Small island countries, will always be importers. Especially ones like Malta where there is a small agricultural and industrial framework. So naturally, all those items from cornflakes to Guinness shipped through the UK will now cause problems for retailers and cost the home cook considerably more in groceries, be it meat, vegetables or dried foods. We will look for alternatives from our Eurpoean neighbours. Isn’t that the hope? That they can facilitate supply and demand on those Items we can no longer afford to buy form the UK? I went to buy cat food the other day, and the guy in the store felt it would be unlikely they would be able to stock the particular brand any more as it came in from the UK. He remarked on the number of empty slots on the shelf. I thought it was only the drinks isle getting effected, but alas not! I consoled myself that mainland Europe will be the new supplier of all these things such as pet food, flour, meat, pantry items. No need to fret, at the lenghting list of items not available or rising in cost. All will be well. The European food chain will prevail, its not like its going to evaporate. Right? “Wrong”, said mother nature.

Globally the weather has literally turned upside down with the planet either being roasted with scorching heat or drowned in flood waters and torrential rain. I know this first hand as the temperatures in Malta have been some of the highest on record, with warnings not to use ovens and cooker hobs, or even to go out. 3 heatwaves already, we are overheated in every way. Our Eurpoean neighbours are burning, literally burning in wild fires and drowning in floods. And withith all that climate catastropy are crops, live stock and businesses who are left in total ruin with no produce to export. On a basic level, you need grain for flour and flour for pasta and bread. If there are no crops, there is no food. If there is no food the pantry is empty. A point that was driven home in a recent article in the Times of Malta about how Malta will be a desert island by 2100 and how pasta will be a thing of the past like going to the beach and swimming in the sea. Personally I think it will be sooner.

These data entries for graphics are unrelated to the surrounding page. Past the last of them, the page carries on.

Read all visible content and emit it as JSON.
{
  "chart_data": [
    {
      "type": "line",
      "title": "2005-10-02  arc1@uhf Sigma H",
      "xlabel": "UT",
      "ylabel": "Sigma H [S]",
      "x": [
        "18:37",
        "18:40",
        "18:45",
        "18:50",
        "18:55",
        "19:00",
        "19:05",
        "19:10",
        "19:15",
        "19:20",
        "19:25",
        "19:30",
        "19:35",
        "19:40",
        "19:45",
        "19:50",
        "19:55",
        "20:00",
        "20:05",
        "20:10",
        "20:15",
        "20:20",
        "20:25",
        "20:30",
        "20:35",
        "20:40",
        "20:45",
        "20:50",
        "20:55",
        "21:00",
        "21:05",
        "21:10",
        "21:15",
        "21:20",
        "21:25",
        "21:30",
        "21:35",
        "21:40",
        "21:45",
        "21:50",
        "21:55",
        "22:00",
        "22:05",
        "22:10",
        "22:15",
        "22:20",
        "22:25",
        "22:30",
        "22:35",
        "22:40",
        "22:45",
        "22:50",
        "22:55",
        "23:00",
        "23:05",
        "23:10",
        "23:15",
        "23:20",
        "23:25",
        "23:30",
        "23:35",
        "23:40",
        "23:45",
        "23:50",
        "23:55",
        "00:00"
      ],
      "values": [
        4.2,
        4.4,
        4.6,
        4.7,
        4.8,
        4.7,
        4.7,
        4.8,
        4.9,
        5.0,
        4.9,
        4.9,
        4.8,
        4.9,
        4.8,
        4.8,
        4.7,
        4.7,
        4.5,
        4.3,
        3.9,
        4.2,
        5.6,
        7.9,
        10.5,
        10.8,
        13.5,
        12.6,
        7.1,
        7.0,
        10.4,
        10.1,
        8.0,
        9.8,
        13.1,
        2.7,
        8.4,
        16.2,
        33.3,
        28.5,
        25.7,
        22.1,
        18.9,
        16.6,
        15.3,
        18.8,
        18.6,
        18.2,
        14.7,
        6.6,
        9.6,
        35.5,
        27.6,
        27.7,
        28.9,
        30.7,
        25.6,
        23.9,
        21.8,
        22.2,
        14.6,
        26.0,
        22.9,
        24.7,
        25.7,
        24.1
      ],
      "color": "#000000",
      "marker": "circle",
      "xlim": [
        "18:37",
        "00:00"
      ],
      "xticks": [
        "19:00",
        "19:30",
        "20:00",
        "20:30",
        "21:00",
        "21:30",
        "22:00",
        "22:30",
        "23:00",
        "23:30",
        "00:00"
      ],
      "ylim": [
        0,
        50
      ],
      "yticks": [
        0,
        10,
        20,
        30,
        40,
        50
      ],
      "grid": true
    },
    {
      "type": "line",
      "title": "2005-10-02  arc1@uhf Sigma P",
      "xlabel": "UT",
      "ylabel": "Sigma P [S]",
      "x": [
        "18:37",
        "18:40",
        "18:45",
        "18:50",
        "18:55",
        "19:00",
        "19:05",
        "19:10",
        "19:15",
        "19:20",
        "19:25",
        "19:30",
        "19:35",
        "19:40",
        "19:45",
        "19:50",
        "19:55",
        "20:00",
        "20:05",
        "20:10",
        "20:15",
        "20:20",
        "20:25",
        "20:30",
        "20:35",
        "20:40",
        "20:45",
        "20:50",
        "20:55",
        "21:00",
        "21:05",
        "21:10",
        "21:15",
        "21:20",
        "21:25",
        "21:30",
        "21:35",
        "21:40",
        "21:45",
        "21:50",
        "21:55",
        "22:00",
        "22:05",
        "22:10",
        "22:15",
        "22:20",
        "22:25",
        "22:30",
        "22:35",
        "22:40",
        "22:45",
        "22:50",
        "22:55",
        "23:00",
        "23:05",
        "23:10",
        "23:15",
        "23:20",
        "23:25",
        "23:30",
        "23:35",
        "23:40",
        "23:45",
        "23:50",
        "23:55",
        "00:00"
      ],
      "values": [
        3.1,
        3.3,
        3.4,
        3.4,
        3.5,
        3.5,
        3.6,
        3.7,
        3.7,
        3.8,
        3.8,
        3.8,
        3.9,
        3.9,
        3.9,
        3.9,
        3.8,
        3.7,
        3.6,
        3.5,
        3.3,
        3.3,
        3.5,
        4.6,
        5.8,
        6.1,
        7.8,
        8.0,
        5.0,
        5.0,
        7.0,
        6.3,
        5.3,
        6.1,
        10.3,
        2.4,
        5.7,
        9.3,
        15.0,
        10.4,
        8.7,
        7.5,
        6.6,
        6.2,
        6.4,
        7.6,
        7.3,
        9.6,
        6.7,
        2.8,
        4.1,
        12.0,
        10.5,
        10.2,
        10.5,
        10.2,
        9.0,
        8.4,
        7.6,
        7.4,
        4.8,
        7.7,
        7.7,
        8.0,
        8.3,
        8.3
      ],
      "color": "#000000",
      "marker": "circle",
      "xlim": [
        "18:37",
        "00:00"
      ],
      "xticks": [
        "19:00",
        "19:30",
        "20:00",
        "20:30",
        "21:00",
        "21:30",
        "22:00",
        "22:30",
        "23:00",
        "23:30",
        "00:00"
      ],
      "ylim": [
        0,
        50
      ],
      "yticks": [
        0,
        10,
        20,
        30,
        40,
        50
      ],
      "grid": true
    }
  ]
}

So how can the home cook weather the never ending storm and ride the wave of change? Honestly I dont know. Soil biodiversity really is an issue, so I wonder if growing your own will be a thing. If its even possible in the future. I hope it can be despite not having a good record in growing things on the balcony myself. I would like to think traditional ways of pickling or eating to season and locally will come back as a way of life. The cost of living and feeding yourself and your family will rise, as it is already doing. So self sufficiency might be a key to survival. I think the fruit and veg we will eat will be of the sturdy kid. Seasons will be brief and ever changing so the homecook will need to be smart, and thrifty. Preserving and pickling jars will have a resurgance, not because its in vogue but because its cost effective and necessary. The pantry of the future will be full of jars, and tins rather than bags of flour, rice and pasta. There will be inventive ways to recreate these items in a lab, a bit like vegan prawns. Mushrooms will become a staple, because they are older than time itself and adabatable. Maybe it will possible to replicate the flavour of roasting coffee from a mushroom. I must contact the local mushroom farm to see what they think of the idea! But until then, I will mindfully drink my real coffee every morning, pondering the ever changing landscape that provides for my pantry and be thankful I still have time to learn how to pickle and brine whatever nature might have to offer.